The authors of the study figured koalas must do something to cool off in hot weather. To figure out what it was, they put radio collars on 37 koalas in southeastern Australia and tracked their movements during the winter of 2009 and the summer of 2010-11. (In the land down under, summer lasts from December to March.)
The researchers kept detailed records of these koalas' activities, noting their posture and their preferences for high or low branches. The scientists also used a portable weather station to assess the microclimate conditions just a couple of feet from where the koalas made themselves comfortable.
For additional data, the scientists observed another 130 koalas in the area that weren't wearing collars.
What they discovered was that the koalas' posture on hot days was quite different than on cooler days. In the summer, the animals arrayed themselves in trees in a way that exposed more of their surface area. This often meant hugging a tree trunk or a large branch closer to the ground, with arms and legs outstretched. In the winter, koalas ventured higher up in the tree and further out onto the branches.
Why would different parts of the tree be appealing in different seasons? To answer this question, the researchers took the temperatures of four species of trees – three eucalyptus and one acacia – at the peak of summer.
Using a thermal imaging camera and software, they discovered that the tree trunks had lower surface temperatures than the branches or canopies. The trunks were also cooler than the surrounding air. This seemed to explain why koalas stayed closer to the base of the tree in the summer and ventured farther up the tree in winter.

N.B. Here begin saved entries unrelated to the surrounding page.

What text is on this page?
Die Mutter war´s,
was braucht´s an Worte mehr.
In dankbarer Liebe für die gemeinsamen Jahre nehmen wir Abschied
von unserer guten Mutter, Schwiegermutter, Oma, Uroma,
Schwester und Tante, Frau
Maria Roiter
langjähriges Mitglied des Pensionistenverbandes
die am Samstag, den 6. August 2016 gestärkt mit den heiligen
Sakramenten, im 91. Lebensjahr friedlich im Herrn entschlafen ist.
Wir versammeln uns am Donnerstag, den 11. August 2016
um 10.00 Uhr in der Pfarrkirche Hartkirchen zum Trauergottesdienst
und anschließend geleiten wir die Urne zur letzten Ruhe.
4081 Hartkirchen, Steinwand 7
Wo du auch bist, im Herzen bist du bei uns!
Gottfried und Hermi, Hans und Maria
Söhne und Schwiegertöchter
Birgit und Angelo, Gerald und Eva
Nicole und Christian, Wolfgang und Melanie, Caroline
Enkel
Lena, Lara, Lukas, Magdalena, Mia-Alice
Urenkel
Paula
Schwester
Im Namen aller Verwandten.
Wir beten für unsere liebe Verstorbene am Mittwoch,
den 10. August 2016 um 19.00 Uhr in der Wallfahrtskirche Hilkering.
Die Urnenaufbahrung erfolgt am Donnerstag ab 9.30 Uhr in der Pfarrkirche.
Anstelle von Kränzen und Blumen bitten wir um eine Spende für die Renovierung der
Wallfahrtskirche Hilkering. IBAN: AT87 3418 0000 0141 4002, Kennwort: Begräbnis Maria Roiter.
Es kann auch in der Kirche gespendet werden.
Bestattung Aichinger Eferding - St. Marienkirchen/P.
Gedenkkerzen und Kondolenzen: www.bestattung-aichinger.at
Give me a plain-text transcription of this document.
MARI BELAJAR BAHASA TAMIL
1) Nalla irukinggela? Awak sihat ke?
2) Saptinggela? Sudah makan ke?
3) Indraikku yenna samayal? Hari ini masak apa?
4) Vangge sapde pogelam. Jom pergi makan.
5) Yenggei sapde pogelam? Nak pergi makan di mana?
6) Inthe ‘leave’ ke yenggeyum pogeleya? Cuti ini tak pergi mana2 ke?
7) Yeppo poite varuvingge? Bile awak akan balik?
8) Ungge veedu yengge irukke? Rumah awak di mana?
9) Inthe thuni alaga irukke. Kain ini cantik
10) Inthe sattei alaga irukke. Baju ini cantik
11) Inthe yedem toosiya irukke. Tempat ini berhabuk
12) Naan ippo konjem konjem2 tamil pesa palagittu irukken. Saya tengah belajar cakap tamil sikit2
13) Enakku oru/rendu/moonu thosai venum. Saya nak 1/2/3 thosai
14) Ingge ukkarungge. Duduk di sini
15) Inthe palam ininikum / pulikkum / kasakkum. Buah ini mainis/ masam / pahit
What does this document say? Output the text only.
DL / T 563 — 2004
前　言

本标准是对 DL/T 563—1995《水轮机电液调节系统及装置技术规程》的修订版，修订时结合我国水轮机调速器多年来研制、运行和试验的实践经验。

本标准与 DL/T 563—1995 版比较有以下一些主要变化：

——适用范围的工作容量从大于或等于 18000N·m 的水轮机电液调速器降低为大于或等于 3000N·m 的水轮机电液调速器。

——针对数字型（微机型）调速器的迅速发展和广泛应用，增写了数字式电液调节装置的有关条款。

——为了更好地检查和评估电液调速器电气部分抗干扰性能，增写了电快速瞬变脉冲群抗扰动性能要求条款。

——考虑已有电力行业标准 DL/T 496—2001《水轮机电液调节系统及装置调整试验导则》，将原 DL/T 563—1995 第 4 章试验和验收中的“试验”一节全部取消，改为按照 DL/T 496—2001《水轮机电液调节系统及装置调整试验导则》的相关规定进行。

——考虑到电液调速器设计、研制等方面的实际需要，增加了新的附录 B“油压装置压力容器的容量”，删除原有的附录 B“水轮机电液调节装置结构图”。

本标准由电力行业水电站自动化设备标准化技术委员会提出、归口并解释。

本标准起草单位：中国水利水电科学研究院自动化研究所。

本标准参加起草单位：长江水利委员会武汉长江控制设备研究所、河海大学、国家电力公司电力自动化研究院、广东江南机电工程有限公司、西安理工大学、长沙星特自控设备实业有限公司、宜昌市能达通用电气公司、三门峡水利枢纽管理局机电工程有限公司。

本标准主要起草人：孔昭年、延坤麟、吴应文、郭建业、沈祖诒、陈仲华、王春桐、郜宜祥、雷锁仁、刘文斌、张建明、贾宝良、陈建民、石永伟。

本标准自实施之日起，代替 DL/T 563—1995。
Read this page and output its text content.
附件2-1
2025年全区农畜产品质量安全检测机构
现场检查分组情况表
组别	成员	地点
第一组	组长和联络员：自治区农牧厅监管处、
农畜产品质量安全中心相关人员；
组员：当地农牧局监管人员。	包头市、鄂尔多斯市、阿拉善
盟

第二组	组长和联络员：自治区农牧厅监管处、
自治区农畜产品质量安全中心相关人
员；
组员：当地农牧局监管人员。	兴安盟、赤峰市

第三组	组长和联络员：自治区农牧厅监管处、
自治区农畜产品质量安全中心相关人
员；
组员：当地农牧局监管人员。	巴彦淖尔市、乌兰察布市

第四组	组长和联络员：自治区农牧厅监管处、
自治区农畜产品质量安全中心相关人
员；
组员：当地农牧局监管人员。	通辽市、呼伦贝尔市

Of all the trees tested, the coolest ones were the Acacia mearnsii trees, the scientists found. As it happens, these were the trees where koalas spent 29% of their time in the summer but only 5% of their time in the winter. Koalas can't eat the leaves of these trees, but now scientists believe they know why they're so appealing, especially in the summer months.
To make sure that their trees-as-air-conditioners theory was plausible, they came up with an equation to determine just how much heat a koala could dissipate by hugging a cool tree. After taking into account the thickness of a koala's compressed fur, the thermal conductivity of that fur and the surface area of the fur touching a tree (among other factors), they calculated that a 25-pound male koala could shed 68% of its excess heat on a 95-degree day by hugging a cool tree in a shady spot. That, in turn, could mean the difference between life and death when water was scarce.
It's an ingenious strategy for chilling out, and koalas probably aren't the only animals that realize it, the researchers wrote.
"Cool tree trunks are likely to provide important microhabitat for a broad range of tree-dwelling species, including primates, leopards, birds and invertebrates during hot weather," they wrote.